Abstract: The Riemann ellipsoids are steady motions of an ideal, incompressible, self-gravitating fluid that retain an ellipsoidal shape. The existence, properties, and stability of these steady motions have been investigated since Newton's time. Most of the stability results are due to Riemann, who studied Lyapunov stability, and to Chandrasekhar, who studied (primarily numerically) spectral stability, thus obtaining Lyapunov instability results. This article addresses the "Nekhoroshev stability" (stability for finite, but very long time scales) of those Riemann ellipsoids that are spectrally stable but of unknown Lyapunov stability. We base our analysis on a Hamiltonian formulation of the problem derived from Riemann's original formulation (which we interpret here as a formulation on a covering space) using recent results from Hamiltonian perturbation theory.

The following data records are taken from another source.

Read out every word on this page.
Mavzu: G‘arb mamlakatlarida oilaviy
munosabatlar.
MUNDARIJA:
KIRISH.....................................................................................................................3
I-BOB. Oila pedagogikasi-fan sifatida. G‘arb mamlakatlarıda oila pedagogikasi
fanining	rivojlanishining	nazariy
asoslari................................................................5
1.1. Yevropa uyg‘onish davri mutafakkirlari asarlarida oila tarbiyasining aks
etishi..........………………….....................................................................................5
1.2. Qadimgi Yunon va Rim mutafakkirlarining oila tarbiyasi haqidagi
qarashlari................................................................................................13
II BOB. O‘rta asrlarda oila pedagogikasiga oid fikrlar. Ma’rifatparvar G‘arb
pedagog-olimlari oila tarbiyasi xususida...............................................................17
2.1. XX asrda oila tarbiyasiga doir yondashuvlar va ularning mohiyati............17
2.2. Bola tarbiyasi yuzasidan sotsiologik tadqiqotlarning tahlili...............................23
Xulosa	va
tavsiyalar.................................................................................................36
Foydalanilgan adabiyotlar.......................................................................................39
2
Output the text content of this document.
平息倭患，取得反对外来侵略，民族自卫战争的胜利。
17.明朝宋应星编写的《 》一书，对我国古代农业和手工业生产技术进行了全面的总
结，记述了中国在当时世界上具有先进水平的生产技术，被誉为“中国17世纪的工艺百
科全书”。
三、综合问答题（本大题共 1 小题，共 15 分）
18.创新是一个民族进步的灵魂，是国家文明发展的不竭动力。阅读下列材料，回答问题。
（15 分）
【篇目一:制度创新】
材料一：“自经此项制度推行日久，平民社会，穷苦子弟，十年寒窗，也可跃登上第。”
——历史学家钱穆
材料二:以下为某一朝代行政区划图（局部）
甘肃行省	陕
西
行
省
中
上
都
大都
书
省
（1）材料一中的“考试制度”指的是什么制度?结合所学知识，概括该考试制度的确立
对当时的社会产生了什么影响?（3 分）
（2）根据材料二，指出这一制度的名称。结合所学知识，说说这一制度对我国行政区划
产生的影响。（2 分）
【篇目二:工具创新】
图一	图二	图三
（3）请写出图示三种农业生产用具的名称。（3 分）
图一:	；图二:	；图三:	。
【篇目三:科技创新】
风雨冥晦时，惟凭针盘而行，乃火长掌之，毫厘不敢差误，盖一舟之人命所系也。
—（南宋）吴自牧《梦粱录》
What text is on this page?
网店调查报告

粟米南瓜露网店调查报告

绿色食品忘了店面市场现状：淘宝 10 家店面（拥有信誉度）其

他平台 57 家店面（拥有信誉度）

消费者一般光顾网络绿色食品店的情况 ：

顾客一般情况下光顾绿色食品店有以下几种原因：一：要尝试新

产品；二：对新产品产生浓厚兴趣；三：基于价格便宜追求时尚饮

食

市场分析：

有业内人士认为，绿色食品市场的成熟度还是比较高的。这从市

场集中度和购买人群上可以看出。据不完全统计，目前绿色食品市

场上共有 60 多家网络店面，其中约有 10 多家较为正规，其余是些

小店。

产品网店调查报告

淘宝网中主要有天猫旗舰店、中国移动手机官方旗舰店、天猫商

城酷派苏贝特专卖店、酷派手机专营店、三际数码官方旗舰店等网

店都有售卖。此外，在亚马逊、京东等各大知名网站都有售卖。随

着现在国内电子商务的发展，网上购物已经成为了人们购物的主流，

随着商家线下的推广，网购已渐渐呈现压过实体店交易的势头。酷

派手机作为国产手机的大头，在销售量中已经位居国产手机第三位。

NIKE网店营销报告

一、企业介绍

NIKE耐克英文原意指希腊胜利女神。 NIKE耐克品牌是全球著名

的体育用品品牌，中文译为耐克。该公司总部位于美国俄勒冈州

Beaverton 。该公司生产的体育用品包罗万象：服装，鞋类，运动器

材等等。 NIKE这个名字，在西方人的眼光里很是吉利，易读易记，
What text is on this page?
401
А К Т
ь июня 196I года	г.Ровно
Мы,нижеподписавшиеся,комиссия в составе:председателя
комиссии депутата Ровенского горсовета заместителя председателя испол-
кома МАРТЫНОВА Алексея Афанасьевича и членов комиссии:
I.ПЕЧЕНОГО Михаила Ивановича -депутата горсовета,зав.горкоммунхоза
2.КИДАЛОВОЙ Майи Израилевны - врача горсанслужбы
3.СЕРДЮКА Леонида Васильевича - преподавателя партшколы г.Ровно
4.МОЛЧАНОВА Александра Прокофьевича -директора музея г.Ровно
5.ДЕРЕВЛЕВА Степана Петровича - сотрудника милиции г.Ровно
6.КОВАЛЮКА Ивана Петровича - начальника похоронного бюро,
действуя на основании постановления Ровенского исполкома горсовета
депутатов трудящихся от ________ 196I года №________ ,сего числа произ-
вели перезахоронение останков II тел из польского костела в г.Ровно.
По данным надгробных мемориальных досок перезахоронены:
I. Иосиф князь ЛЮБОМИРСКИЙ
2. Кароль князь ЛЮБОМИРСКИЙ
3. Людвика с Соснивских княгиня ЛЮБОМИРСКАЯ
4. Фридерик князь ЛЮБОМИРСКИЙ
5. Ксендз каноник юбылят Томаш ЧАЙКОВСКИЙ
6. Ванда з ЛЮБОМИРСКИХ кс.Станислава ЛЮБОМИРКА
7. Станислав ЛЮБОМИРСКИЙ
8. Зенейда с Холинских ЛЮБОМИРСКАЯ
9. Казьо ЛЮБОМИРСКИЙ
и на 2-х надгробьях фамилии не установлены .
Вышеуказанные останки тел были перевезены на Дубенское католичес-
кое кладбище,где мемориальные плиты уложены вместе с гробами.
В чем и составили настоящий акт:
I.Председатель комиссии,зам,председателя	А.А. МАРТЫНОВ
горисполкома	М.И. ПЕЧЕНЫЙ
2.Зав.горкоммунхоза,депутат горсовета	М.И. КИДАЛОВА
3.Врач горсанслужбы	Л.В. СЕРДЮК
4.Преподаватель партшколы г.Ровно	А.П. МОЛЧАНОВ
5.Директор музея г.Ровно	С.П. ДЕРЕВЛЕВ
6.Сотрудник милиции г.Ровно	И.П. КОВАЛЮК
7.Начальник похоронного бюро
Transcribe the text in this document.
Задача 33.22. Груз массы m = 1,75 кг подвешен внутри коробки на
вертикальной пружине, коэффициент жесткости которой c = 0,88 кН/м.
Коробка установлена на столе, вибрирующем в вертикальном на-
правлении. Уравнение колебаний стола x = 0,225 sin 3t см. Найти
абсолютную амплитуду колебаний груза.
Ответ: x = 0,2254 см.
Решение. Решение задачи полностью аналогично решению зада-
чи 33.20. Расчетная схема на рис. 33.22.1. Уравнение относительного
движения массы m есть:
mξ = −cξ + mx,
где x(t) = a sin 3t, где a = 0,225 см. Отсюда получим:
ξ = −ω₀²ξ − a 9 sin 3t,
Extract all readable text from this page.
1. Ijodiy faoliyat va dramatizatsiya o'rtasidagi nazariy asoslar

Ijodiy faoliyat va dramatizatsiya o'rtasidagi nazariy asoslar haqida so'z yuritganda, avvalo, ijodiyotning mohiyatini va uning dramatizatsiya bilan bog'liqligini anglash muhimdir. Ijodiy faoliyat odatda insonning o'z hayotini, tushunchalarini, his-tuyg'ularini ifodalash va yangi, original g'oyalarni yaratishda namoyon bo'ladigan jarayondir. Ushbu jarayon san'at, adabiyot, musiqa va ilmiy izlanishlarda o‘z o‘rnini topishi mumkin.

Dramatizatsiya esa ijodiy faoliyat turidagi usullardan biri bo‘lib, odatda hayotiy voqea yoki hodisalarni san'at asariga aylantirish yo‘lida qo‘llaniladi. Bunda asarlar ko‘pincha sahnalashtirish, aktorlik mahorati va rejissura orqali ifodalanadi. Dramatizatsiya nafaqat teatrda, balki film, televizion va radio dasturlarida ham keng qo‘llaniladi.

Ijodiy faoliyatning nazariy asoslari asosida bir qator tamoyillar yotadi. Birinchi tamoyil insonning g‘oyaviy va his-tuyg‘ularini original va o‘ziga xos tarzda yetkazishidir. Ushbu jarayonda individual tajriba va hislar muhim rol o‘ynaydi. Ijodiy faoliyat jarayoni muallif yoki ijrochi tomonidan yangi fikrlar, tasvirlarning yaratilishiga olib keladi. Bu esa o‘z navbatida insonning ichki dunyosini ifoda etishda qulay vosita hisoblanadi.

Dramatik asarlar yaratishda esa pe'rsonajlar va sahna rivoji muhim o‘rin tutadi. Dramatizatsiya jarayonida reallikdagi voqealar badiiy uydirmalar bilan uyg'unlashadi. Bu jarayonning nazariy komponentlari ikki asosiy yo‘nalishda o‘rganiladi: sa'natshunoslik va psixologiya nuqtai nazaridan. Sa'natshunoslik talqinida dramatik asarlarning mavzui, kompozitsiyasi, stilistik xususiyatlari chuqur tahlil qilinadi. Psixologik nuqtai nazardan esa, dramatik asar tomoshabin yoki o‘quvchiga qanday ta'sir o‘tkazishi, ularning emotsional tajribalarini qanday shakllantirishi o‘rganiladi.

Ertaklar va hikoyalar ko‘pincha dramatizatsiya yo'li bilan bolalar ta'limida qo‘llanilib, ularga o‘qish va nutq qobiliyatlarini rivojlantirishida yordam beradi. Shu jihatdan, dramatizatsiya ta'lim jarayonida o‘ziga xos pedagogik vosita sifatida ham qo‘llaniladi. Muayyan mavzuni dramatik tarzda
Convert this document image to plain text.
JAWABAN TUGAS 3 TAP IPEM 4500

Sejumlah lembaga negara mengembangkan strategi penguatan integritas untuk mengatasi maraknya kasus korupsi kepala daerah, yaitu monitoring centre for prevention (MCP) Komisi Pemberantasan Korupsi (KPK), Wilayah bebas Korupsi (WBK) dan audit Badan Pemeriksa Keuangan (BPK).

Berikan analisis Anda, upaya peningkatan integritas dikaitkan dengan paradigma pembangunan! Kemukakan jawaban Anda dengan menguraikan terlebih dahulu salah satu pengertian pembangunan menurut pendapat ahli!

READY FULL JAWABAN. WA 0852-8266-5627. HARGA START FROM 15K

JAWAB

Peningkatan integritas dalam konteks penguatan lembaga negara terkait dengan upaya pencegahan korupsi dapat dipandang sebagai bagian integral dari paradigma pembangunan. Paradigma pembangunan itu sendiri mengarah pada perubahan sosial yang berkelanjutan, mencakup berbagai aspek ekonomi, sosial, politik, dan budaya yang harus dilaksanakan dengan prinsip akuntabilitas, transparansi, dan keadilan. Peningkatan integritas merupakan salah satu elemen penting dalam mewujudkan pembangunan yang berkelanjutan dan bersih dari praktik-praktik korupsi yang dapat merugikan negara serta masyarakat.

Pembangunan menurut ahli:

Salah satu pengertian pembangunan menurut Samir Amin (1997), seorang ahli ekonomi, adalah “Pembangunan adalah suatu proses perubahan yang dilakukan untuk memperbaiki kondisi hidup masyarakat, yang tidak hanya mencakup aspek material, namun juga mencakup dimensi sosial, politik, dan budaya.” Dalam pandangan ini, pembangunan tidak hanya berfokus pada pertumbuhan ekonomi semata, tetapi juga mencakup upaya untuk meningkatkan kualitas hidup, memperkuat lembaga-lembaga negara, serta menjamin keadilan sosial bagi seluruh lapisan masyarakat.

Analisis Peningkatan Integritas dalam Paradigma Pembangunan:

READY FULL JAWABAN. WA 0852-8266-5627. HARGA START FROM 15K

Given the complexity of the system, we resort to numerical calculations at certain steps of the stability analysis. As a prerequisite to our analysis, we repeat the Lyapunov and spectral stability analyses, finding important discrepancies with Chandrasekhar's findings. We provide numerical evidence that (i) There are spectrally stable ellipsoids of type II and the region of spectral stability of the ellipsoids of type III is significantly larger than that found by Chandrasekhar. The regions of spectral stability of the ellipsoids of types I, II and III have a finer and subtler structure than was previously believed. (ii) All Riemann ellipsoids, except a finite number of codimension-one resonant subfamilies, are Nekhoroshev-stable.